Thanks for the response. Let me clarify what I am doing. There are two ways, that I have found, to go about implementing a viscous, or Von Neumannm stability limit. 1) I can use the basic 1D VNN stabilty limit from the convection diffusion equation. I believe it is this: deltat = deltax / 2 * nu where nu is the kinetmatic viscosity. Most people use this in structured codes, because it is simple and apparently works. In structured codes, you can get different time step in different directions, because strucutred codes in general handle grid stretching much better. (Because of the solution process.) Now, I really don't care to much about getting an optimal time step in each direction for an unstructured code, because this is nearly impossible for unstructured codes. I think the easiest thing to do is get a representative deltax for and unstructured grid. I could do this by taking the cell volume and dividing by the surface area to get some distance, or I could take the smallest deltax and use this criteria. (Which is probably how I would do it.)
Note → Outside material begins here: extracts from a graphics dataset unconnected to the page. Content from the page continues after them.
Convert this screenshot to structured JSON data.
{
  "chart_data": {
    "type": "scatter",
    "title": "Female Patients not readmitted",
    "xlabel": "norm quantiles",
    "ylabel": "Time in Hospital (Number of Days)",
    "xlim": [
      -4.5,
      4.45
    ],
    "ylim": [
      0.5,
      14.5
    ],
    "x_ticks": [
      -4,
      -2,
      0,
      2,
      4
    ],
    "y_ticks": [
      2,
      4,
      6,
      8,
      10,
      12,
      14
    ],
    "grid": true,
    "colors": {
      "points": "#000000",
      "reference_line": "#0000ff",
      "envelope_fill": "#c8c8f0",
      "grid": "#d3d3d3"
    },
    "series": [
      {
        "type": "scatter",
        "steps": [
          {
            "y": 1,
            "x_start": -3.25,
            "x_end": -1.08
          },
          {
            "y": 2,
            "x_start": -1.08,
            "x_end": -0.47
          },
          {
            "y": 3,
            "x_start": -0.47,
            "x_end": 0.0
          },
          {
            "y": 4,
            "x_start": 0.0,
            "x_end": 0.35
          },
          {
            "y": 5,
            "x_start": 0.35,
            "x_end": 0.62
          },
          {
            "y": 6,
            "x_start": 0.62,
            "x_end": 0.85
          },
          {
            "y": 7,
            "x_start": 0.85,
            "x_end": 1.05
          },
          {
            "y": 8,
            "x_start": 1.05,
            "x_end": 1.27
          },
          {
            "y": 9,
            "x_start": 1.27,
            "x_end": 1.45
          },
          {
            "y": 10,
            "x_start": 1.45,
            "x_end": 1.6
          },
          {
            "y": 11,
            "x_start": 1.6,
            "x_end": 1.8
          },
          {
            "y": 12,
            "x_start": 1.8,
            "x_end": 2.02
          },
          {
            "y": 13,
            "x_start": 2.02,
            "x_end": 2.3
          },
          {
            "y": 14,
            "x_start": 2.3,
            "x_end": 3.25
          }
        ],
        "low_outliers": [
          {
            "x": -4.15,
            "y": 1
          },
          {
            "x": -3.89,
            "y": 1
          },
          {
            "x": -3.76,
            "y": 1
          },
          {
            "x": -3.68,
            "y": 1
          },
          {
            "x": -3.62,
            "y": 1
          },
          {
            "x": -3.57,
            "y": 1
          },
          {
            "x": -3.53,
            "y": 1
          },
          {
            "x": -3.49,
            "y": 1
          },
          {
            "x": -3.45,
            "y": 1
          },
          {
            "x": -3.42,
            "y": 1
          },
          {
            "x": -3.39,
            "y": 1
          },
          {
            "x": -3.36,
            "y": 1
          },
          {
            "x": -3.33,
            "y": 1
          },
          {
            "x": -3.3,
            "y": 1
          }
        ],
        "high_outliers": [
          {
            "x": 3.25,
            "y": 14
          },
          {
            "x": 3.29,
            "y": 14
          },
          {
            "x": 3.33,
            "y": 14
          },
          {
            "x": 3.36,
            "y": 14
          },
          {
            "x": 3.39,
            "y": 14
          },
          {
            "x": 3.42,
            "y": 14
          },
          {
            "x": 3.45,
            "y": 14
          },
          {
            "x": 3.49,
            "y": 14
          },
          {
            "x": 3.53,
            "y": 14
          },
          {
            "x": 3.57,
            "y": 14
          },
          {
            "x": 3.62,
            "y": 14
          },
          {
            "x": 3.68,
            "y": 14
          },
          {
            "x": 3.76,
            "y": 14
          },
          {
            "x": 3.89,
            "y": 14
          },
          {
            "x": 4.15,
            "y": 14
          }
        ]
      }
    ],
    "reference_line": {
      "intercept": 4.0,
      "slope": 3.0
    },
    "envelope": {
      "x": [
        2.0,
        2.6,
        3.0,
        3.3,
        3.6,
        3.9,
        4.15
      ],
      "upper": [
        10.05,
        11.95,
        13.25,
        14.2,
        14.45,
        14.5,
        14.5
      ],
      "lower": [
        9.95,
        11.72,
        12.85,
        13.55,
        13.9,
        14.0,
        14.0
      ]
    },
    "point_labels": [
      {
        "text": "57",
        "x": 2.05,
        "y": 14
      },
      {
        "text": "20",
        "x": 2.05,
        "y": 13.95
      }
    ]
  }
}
2) The way I would like to do this, is to use the maximum eignvalue of the viscous fluxes, analgous to using the spectral radius, the maximum value of the invicid fluxes. Roy Swanson gives this criteria for structured grids. However, it is not easily transfered to unstructured grids, mainly because everything in the unstrucured sense is based on cross diffusion terms. Also, this was only done in 2D, and I cannot figure out what some constants are representing. So, I would painfully have to rederive this for unstructured grids. I was hoping someone could send me a reference. Since I am dealing with internal fluid mechanics problems, viscous terms are just as important as inviscid terms. Hence, I would get a much better solution if I use this additional stability.

Thanks, Tony

(1). You may want to tell us more about your definition of the "structured grid" and the "unstructured grid".

John,

By structured grid, I mean a grid that is parameterize by 2 coordinates in 2D, and 3 coordinates in 3D. Because of this fact, algorithm are designed to take advantage of grid streching.

Unstructured grid, I mean a grid that is parameterized by nodes, which are defined by x,y,z coordinates, which elements (or FVM cells) are defined. This grids cannot be parameterized by simply two or three coordinate systems.

Tony

(1). So, you are talking about the global coordinates. (2). If you study the behavior in a cell or element or grid, then you are always talking about the local coordinates.(3). If you have a four-sided quad, is it a structured mesh or unstructured mesh?

Yes, for unstructured meshes, I am talking only about global coordinates. Nothing is done with our code in local coordinate systems. So I am always looking at the cell in global coordinates.

Quads and Hexes are still unstructured, because they are not defined by only two and three coordinate systems. They are computed respect to global coordinates.

Tony

(1). I don't have a solution to this problem. (2). Apparently, stability analysis is based on analytical property which requires the use of coordinates and derivatives. This can be a problem to do when you have random points (or vetices).

Try to get some earlier papers of Mavriplis in ICASE. I remember he discussed this problem in some one.